Levinas no niega que este sentimiento sea un fenómeno moral, sino que lo piensa desde una perspectiva ontológica por la cual no es sólo un estado de conciencia, también es “inscripción en el ser”. Por esto mismo, se relaciona con un tipo de desnudez que no es sólo corporal, es “desnudez de nuestro ser total”. La vergüenza no deriva entonces, de la conciencia de una falta o culpa. “Lo que aparece –dice- es precisamente el hecho de estar clavado a sí mismo, la imposibilidad radical de huir de sí ... la presencia irremisible del yo ante uno mismo”. 

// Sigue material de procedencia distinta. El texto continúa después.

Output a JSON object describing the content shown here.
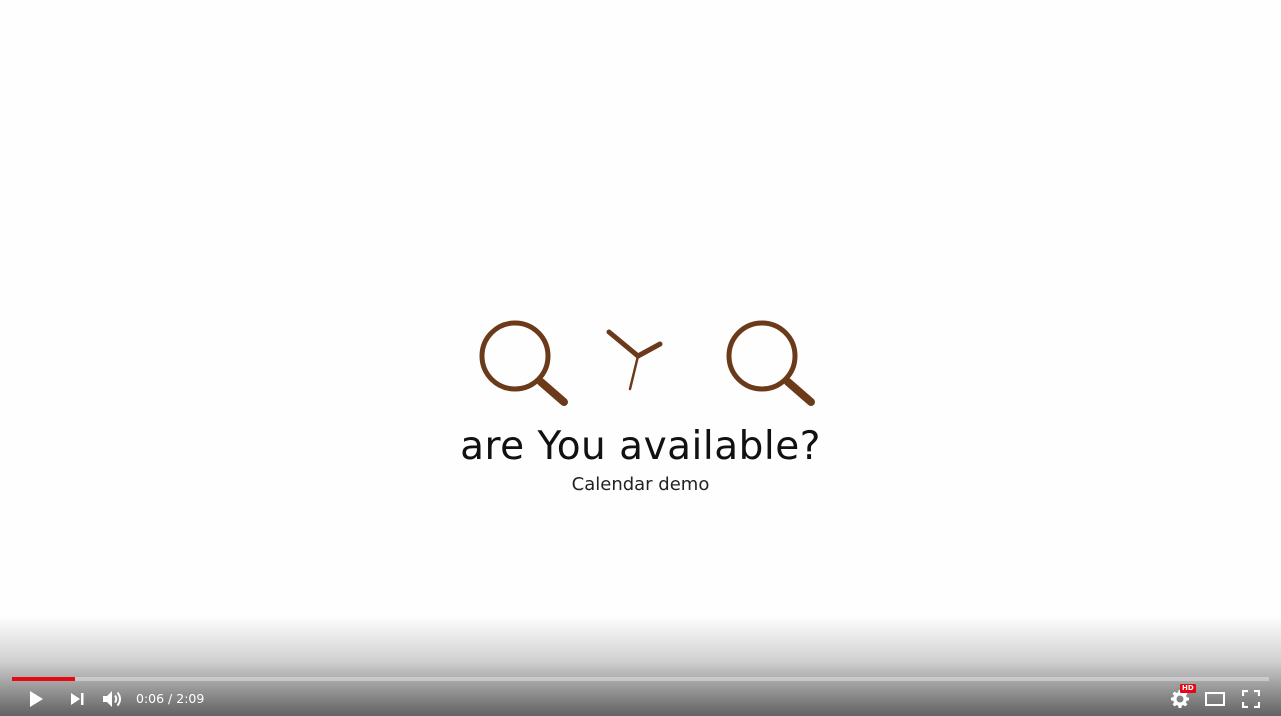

El filósofo lituano escribía esto reflexionando sobre el hitlerismo como la expresión de una sentimentalidad y lo que él llamó “el mal elemental”, que era “la fuente de la barbarie sangrienta del nacionalsocialismo”, surgida no por una contingencia histórica o ideológica sino por la misma lógica y filosofía occidental. No era una locura ni masificación ni efecto propagandístico sino que era la manifestación de sentimientos elementales que cuestionaban los principios mismos de la civilización europea. En este sentido, el mal elemental no es una cuestión del pasado sino una estructura matriz que aún está presente. ¿Hasta que punto no es ésta la matriz que mueve la mala conciencia de la Iglesia Católica de la Argentina ante el juicio histórico a Von Wernich? ¿Cuánto del mal elemental hay en el disfraz de un dios que da vergüenza?

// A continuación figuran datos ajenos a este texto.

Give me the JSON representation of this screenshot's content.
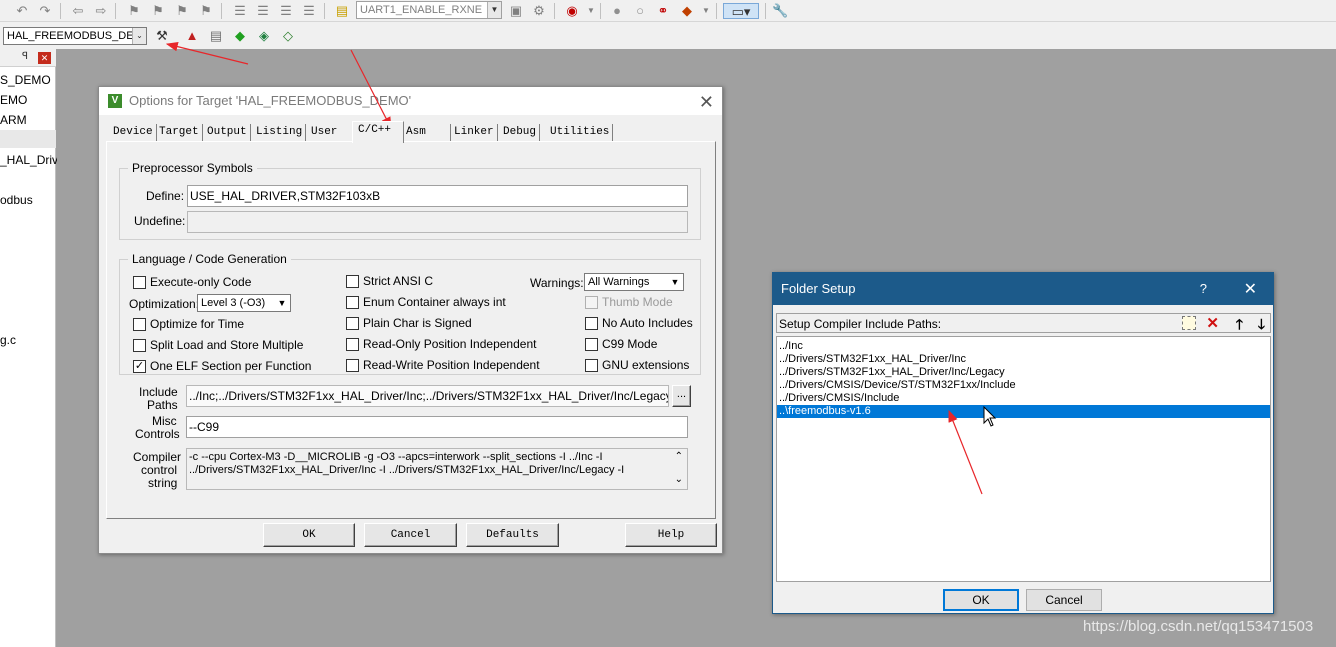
{
  "toolbar": {
    "target_combo": "UART1_ENABLE_RXNE",
    "project_combo": "HAL_FREEMODBUS_DEM"
  },
  "project_panel": {
    "items": [
      "S_DEMO",
      "EMO",
      "ARM",
      "_HAL_Driv",
      "odbus",
      "g.c"
    ]
  },
  "options_dialog": {
    "title": "Options for Target 'HAL_FREEMODBUS_DEMO'",
    "tabs": [
      "Device",
      "Target",
      "Output",
      "Listing",
      "User",
      "C/C++",
      "Asm",
      "Linker",
      "Debug",
      "Utilities"
    ],
    "active_tab": "C/C++",
    "preprocessor": {
      "group_label": "Preprocessor Symbols",
      "define_label": "Define:",
      "define_value": "USE_HAL_DRIVER,STM32F103xB",
      "undefine_label": "Undefine:",
      "undefine_value": ""
    },
    "language": {
      "group_label": "Language / Code Generation",
      "execute_only": "Execute-only Code",
      "optimization_label": "Optimization:",
      "optimization_value": "Level 3 (-O3)",
      "optimize_time": "Optimize for Time",
      "split_load": "Split Load and Store Multiple",
      "one_elf": "One ELF Section per Function",
      "strict_ansi": "Strict ANSI C",
      "enum_container": "Enum Container always int",
      "plain_char": "Plain Char is Signed",
      "ro_pi": "Read-Only Position Independent",
      "rw_pi": "Read-Write Position Independent",
      "warnings_label": "Warnings:",
      "warnings_value": "All Warnings",
      "thumb_mode": "Thumb Mode",
      "no_auto_includes": "No Auto Includes",
      "c99_mode": "C99 Mode",
      "gnu_ext": "GNU extensions"
    },
    "include_paths_label_1": "Include",
    "include_paths_label_2": "Paths",
    "include_paths_value": "../Inc;../Drivers/STM32F1xx_HAL_Driver/Inc;../Drivers/STM32F1xx_HAL_Driver/Inc/Legacy;../Driv",
    "browse_label": "...",
    "misc_label_1": "Misc",
    "misc_label_2": "Controls",
    "misc_value": "--C99",
    "compiler_label_1": "Compiler",
    "compiler_label_2": "control",
    "compiler_label_3": "string",
    "compiler_line_1": "-c --cpu Cortex-M3 -D__MICROLIB -g -O3 --apcs=interwork --split_sections -I ../Inc -I",
    "compiler_line_2": "../Drivers/STM32F1xx_HAL_Driver/Inc -I ../Drivers/STM32F1xx_HAL_Driver/Inc/Legacy -I",
    "buttons": {
      "ok": "OK",
      "cancel": "Cancel",
      "defaults": "Defaults",
      "help": "Help"
    }
  },
  "folder_dialog": {
    "title": "Folder Setup",
    "help": "?",
    "header": "Setup Compiler Include Paths:",
    "paths": [
      "../Inc",
      "../Drivers/STM32F1xx_HAL_Driver/Inc",
      "../Drivers/STM32F1xx_HAL_Driver/Inc/Legacy",
      "../Drivers/CMSIS/Device/ST/STM32F1xx/Include",
      "../Drivers/CMSIS/Include",
      "..\\freemodbus-v1.6"
    ],
    "selected_index": 5,
    "ok": "OK",
    "cancel": "Cancel"
  },
  "watermark": "https://blog.csdn.net/qq153471503",
  "colors": {
    "annotation_arrow": "#e8262a",
    "selection": "#0078d7",
    "folder_title_bar": "#1c5a8a"
  }
}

No es ilegítimo hablar de la vergüenza de todo un pueblo ante el desvelamiento de tanta maldad encubierta. Hay demasiados antecedentes en la historia del pensamiento y la literatura para ponernos de pie y liberar nuestra vergüenza. No hay que ocultarla.

En una carta a Arnold Ruge, en 1843, Marx ya criticaba el falso sentimentalismo nacional de los alemanes y advertía: “La vergüenza es un sentimiento revolucionario; nuestra vergüenza es realmente el triunfo de la revolución francesa sobre el patriotismo alemán que la destruyó en 1813. La vergüenza es una especie de cólera, una cólera replegada sobre sí misma. Y si de verdad se avergonzara una nación entera, sería como el león que se dispone a dar el salto”.

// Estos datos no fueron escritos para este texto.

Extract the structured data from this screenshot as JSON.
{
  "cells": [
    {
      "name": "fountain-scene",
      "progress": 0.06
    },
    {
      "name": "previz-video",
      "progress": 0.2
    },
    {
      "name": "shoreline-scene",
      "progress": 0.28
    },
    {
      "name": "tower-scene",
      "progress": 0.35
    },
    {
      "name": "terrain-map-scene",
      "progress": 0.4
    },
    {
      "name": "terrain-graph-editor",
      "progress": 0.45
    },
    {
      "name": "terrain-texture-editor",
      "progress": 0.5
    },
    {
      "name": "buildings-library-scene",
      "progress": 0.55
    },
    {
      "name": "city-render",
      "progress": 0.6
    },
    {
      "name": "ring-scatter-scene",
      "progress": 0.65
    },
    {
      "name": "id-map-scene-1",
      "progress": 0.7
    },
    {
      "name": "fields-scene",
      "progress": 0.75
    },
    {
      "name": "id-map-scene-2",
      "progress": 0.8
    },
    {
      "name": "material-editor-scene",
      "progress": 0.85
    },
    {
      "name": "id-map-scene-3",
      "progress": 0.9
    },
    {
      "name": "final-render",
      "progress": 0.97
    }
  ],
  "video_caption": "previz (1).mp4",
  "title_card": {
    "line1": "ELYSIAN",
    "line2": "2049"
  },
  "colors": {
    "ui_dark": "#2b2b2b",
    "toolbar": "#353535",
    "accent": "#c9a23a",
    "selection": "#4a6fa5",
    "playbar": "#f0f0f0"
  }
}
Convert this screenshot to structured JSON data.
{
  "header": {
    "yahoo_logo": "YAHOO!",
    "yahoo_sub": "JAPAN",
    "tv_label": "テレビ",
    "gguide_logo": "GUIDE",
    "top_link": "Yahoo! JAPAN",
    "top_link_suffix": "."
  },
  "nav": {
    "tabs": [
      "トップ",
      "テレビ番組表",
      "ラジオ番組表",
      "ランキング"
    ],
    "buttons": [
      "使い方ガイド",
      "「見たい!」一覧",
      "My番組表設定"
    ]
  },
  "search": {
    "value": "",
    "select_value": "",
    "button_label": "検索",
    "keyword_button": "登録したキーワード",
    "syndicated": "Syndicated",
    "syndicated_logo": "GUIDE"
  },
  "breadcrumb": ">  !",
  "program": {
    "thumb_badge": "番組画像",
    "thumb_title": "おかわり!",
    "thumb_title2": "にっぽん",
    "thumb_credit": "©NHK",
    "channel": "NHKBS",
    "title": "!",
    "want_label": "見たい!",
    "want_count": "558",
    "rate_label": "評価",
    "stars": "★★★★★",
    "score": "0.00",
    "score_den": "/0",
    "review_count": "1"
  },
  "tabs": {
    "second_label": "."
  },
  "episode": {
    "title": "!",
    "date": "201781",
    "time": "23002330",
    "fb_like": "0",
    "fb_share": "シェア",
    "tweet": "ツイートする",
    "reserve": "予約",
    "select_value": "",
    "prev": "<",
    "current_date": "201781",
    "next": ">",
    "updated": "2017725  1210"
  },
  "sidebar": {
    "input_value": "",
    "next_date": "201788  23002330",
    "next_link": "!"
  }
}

Este texto lo leí hace tiempo, con gran curiosidad, en un poema. Se llama “Malos Recuerdos” y es del español Antonio Gamoneda. La cita estaba ahí extraída de las cartas como un umbral para la confesión. El poeta recordaba dos episodios crueles de los doce y quince años, respectivamente y terminaba diciendo: "Mi vergüenza es tan grande como mi cuerpo”... Gamoneda vuelve a escribir años después, otro poema, “Descripción de la mentira”. Y ahí vuelve a decir algo claro y contundente: “La vergüenza es la paz. Yo acudiré con mi vergüenza.// Pasan los cuerpos hacia la tortura y otros son ágiles en las posturas del amor, pero la sabiduría aumenta en cálices más profundos,/¿Qué harías tú si tu memoria estuviera llena de olvido? Todas las cosas son transparentes: cesan las escrituras y cae la lluvia dentro de los ojos.// Nuestros labios envejecieron en palabras incomprensibles.”

Lo irremediable de las víctimas no es la muerte y la desaparición, lo irremediable sería que no asumiéramos el testimonio de la historia, su incontestable valor.